Account Takeover Using A Simple Idor ~~ easy win

Insecure direct object references (IDOR) are a type of access control vulnerability that arises when an application uses user-supplied input to access objects directly. IDOR is an easy to hunt bug but sometimes we missed it due to its simplicity. Generally, IDORS may arise in the URL where you change the parameter value and bypass the server-side check.

Today I am going to tell my story how I found IDOR and which leads to
account takeover.
In this, we will discuss the following
*IDOR
*Critical bug ~ easy win

I was searching for an easy bug-like rate-limiting or tokens in URL. when I opened the burp I saw that the cookie is passing a parameter name user, this looks a little wired to me then I ignored it and moved forward. when I checked 3–4 functionalities i saw that the same Userid is passing in each request in the every post body. Suddenly a thought strikes in my mind about its password reset functionality that may be the same thing is happening with the password-reset function too.

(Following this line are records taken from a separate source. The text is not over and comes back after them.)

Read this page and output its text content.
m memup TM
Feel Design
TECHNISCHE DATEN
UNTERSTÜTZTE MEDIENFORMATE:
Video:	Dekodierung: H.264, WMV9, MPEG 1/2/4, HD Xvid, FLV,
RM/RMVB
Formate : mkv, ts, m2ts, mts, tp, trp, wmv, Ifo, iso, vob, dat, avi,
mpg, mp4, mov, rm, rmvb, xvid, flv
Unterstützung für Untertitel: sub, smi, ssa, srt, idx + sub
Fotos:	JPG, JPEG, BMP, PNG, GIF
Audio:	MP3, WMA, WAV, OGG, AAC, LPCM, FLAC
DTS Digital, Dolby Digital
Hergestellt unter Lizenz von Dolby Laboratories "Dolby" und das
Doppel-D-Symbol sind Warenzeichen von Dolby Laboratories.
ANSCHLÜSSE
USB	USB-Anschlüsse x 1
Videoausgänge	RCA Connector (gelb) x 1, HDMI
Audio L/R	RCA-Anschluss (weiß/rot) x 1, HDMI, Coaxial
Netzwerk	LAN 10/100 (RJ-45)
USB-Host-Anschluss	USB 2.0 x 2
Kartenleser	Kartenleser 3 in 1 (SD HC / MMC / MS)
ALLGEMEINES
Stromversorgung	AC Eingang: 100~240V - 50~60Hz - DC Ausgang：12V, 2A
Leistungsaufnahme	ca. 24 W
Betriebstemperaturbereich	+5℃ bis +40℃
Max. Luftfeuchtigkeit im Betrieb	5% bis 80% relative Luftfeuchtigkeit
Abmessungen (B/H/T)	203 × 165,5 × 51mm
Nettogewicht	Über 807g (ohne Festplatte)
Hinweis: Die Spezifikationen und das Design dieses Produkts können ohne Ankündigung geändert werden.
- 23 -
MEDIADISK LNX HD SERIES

I went to that functionality, I found that this site first checks the authenticity and then sends a URL to the user’s email.it was quite convincing that this is secure.

I moved to another functionality .at the end I check the URL which was sent on my email, I think that maybe i can find something juicy in URL but no luck there was nothing in my hand with that URL then I finally submit the URL and changed my password. Suddenly **I saw that the password changing request was having a USERID parameter**. At this instant, I tried to change with other users’ id and boom! password change.

It was simple, which was leading to account takeover.i reported it,it got trized in p1.

Takeaways
Always tried up to end don’t loose hope, keep digging, and happy hacking.